We’re through the first quarter of 2026 now, so why are these Biden/Khan cases still on the docket? And what can the FTC do to get rid of them faster so that the commission can focus more on the Trump administration’s antitrust priorities?

This is the question that Ted Cruz must get answered.

To be clear, Khan wasn’t wrong about everything. She was right to take a harder look at genuinely bad actors, especially in Big Tech. Americans across the political spectrum have concerns about companies that abuse their power, and stronger enforcement — done properly — can be a good thing.

But Khan, a radical progressive who went on to co-chair New York Mayor Zohran Mamdani’s transition team, didn’t stop there. This egalitarian-minded leftist appeared to hate all successful businesses, not just the bad ones, and made it her seeming mission to shrink as many of them as she could. For this reason, her FTC often treated even the businesses delivering lower prices and clear benefits to consumers as suspect.

That’s where things went off the rails. She tried to remake the U.S. economy from a capitalist engine of growth into something closer to a managed, quasi-socialist model, where businesses aren’t allowed to scale freely, but are instead cut down to size in the name of leveling outcomes.

Last week, Breitbart News reporter Lucas Nolan shined a spotlight on one of the three Biden cases that remain on the books, which is a legitimate problem: the Southern Glazer’s case, which is still actively making its way through the court. This case is particularly egregious because it’s the only one of the three that will directly impact the cost of goods consumers need to pay for at the checkout counter.

American families love buying in bulk. Whether it’s stocking up at Costco, grabbing essentials at Walmart, or getting discounts as a regular customer, people like paying less when they buy more. It’s common sense. It stretches household budgets and makes everyday life more affordable.

Yet, in the Southern Glazer’s case, Khan tried to minimize this practice for businesses by expanding a law meant to stop predatory pricing.

This is ludicrous.
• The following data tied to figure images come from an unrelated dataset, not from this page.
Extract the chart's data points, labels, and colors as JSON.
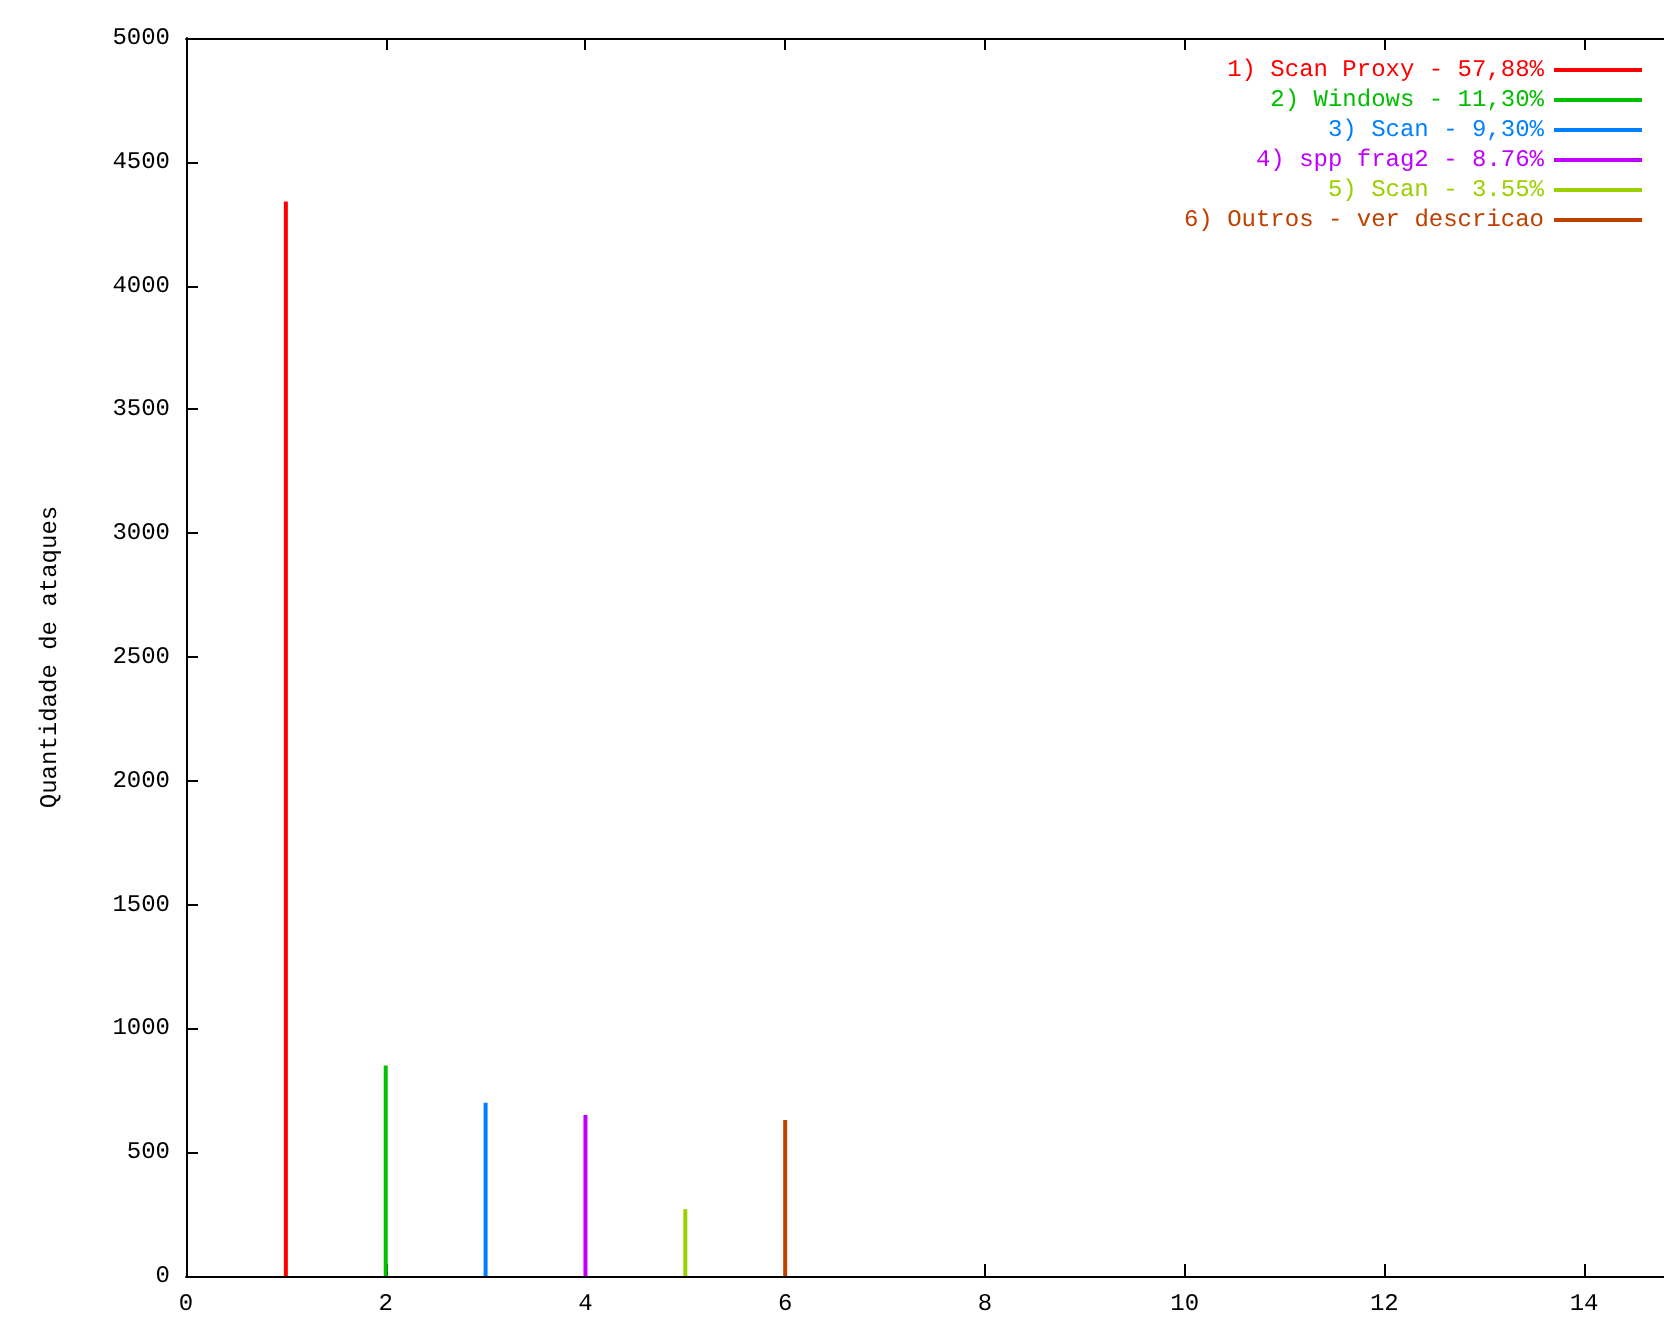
{
  "chart_data": {
    "type": "bar",
    "ylabel": "Quantidade de ataques",
    "series": [
      {
        "name": "1) Scan Proxy - 57,88%",
        "color": "#ff0000",
        "x": [
          1
        ],
        "values": [
          4340
        ]
      },
      {
        "name": "2) Windows - 11,30%",
        "color": "#00c000",
        "x": [
          2
        ],
        "values": [
          850
        ]
      },
      {
        "name": "3) Scan - 9,30%",
        "color": "#0080ff",
        "x": [
          3
        ],
        "values": [
          700
        ]
      },
      {
        "name": "4) spp frag2 - 8.76%",
        "color": "#c000ff",
        "x": [
          4
        ],
        "values": [
          650
        ]
      },
      {
        "name": "5) Scan - 3.55%",
        "color": "#9ad000",
        "x": [
          5
        ],
        "values": [
          270
        ]
      },
      {
        "name": "6) Outros - ver descricao",
        "color": "#c04000",
        "x": [
          6
        ],
        "values": [
          630
        ]
      }
    ],
    "xlim": [
      0,
      14.8
    ],
    "xticks": [
      0,
      2,
      4,
      6,
      8,
      10,
      12,
      14
    ],
    "ylim": [
      0,
      5000
    ],
    "yticks": [
      0,
      500,
      1000,
      1500,
      2000,
      2500,
      3000,
      3500,
      4000,
      4500,
      5000
    ],
    "grid": false,
    "legend": "top right"
  }
}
As long as the same bulk pricing deal is offered to everyone, there is nothing predatory about a supplier giving discounted rates to companies that buy more from them. That translates into lower prices for their consumers. That is why Trump FTC Chair Ferguson (then just an FTC commissioner) dissented when Khan brought this case, writing that the FTC had exercised its discretion “poorly by bringing the case,” and would likely not prevail “even on its own theory.” 

And yet the case has continued onward.

What’s happened only reinforces the concern. In recent filings, the FTC has admitted it doesn’t have a single example of consumer or business harm, instead falling back on the vague claim that “discovery is ongoing.” That’s a troubling place to be when taxpayer dollars are funding the effort.

To his credit, Ferguson has already begun unwinding parts of the Khan agenda. But more needs to be done. That starts with taking a hard look at the cases that never should have been brought in the first place, like this one that Breitbart highlighted last week.

Sen. Cruz’s hearing is the perfect opportunity to demand answers: Why are these cases still active? What are they costing taxpayers? And what legitimate legal theory justifies continuing them when the evidence of harm simply isn’t there?

The FTC shouldn’t go soft on business — not by a long shot — but it needs to be smarter about enforcement.

Going after bad actors is good policy. Going after businesses and business practices that help families save money is not. That just leads to the Trump administration not having as much time, money, and resources to hold Big Tech and other predatory actors accountable.

Sen. Cruz understands that distinction. This week, he has a chance to make sure the FTC does too.

Ashley Clapper Bennett, J.D., is an attorney with  Corbin, Stapler & Clapper, PC. She is a member of the Central Texas Republican Women and Texas Federation of Republican Women and a former candidate for the 146th Judicial District Court.